Fowble Barbara, Park Catherine, Wang Frederick, Peled Anne, Alvarado Michael, Ewing Cheryl, Esserman Laura, Foster Robert, Sbitany Hani, Hanlon Alex
Department of Radiation Oncology, University of California San Francisco, San Francisco, California.
Department of Radiation Oncology, University of California San Francisco, San Francisco, California.
Int J Radiat Oncol Biol Phys. 2015 Jul 1;92(3):634-41. doi: 10.1016/j.ijrobp.2015.02.031. Epub 2015 Apr 28.
Mastectomy rates for breast cancer have increased, with a parallel increase in immediate reconstruction. For some women, tissue expander and implant (TE/I) reconstruction is the preferred or sole option. This retrospective study examined the rate of TE/I reconstruction failure (ie, removal of the TE or I with the inability to replace it resulting in no final reconstruction or autologous tissue reconstruction) in patients receiving postmastectomy radiation therapy (PMRT).
Between 2004 and 2012, 99 women had skin-sparing mastectomies (SSM) or total nipple/areolar skin-sparing mastectomies (TSSM) with immediate TE/I reconstruction and PMRT for pathologic stage II to III breast cancer. Ninety-seven percent had chemotherapy (doxorubicin and taxane-based), 22% underwent targeted therapies, and 78% had endocrine therapy. Radiation consisted of 5000 cGy given in 180 to 200 cGy to the reconstructed breast with or without treatment to the supraclavicular nodes. Median follow-up was 3.8 years.
Total TE/I failure was 18% (12% without final reconstruction, 6% converted to autologous reconstruction). In univariate analysis, the strongest predictor of reconstruction failure (RF) was absence of total TE/I coverage (acellular dermal matrix and/or serratus muscle) at the time of radiation. RF occurred in 32.5% of patients without total coverage compared to 9% with coverage (P=.0069). For women with total coverage, the location of the mastectomy scar in the inframammary fold region was associated with higher RF (19% vs 0%, P=.0189). In multivariate analysis, weight was a significant factor for RF, with lower weight associated with a higher RF. Weight appeared to be a surrogate for the interaction of total coverage, thin skin flaps, interval to exchange, and location of the mastectomy scar.

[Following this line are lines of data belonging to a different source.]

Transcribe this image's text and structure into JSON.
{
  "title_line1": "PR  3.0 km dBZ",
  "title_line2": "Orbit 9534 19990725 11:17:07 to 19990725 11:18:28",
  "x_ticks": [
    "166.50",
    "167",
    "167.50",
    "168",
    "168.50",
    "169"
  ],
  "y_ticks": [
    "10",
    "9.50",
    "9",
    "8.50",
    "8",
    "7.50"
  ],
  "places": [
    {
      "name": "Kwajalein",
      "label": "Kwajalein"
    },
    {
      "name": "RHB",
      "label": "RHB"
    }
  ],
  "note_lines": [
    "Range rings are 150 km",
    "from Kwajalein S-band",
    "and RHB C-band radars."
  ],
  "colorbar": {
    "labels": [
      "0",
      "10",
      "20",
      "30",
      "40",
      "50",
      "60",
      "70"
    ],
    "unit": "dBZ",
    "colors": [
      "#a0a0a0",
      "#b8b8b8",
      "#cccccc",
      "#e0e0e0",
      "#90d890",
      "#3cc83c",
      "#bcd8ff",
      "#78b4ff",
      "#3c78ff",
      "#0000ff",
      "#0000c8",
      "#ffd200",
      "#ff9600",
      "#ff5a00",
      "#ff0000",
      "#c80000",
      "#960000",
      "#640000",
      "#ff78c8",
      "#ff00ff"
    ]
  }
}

RFs in patients receiving PMRT were lowered with total TE/I coverage at the time of radiation by avoiding inframammary fold incisions and with a preferred interval of 6 months to exchange.
乳腺癌的乳房切除术率有所上升,即刻乳房重建的比例也随之增加。对于一些女性而言,组织扩张器和植入物(TE/I)重建是首选或唯一的选择。这项回顾性研究调查了接受乳房切除术后放射治疗(PMRT)的患者中TE/I重建失败的发生率(即移除TE或I且无法进行替换,导致最终无法进行重建或采用自体组织重建)。
2004年至2012年间,99名患有病理分期为II至III期乳腺癌的女性接受了保留皮肤的乳房切除术(SSM)或保留乳头/乳晕全皮肤乳房切除术(TSSM),并即刻进行TE/I重建和PMRT。97%的患者接受了化疗(基于阿霉素和紫杉烷),22%的患者接受了靶向治疗,78%的患者接受了内分泌治疗。放疗包括对重建乳房给予5000 cGy,分180至200 cGy进行,锁骨上淋巴结可选择接受或不接受治疗。中位随访时间为3.8年。
TE/I重建完全失败率为18%(12%最终未完成重建,6%转换为自体组织重建)。在单因素分析中,重建失败(RF)的最强预测因素是放疗时TE/I没有完全覆盖(无细胞真皮基质和/或锯肌)。未完全覆盖的患者中RF发生率为32.5%,而完全覆盖的患者中为9%(P = 0.0069)。对于完全覆盖的女性,乳房切除疤痕位于乳房下皱襞区域与较高的RF相关(19%对0%,P = 0.0189)。在多因素分析中,体重是RF的一个重要因素,体重越低,RF越高。体重似乎是完全覆盖、薄皮瓣、更换间隔和乳房切除疤痕位置相互作用的一个替代指标。
接受PMRT的患者通过在放疗时实现TE/I完全覆盖、避免乳房下皱襞切口以及选择6个月的最佳更换间隔,可以降低RF。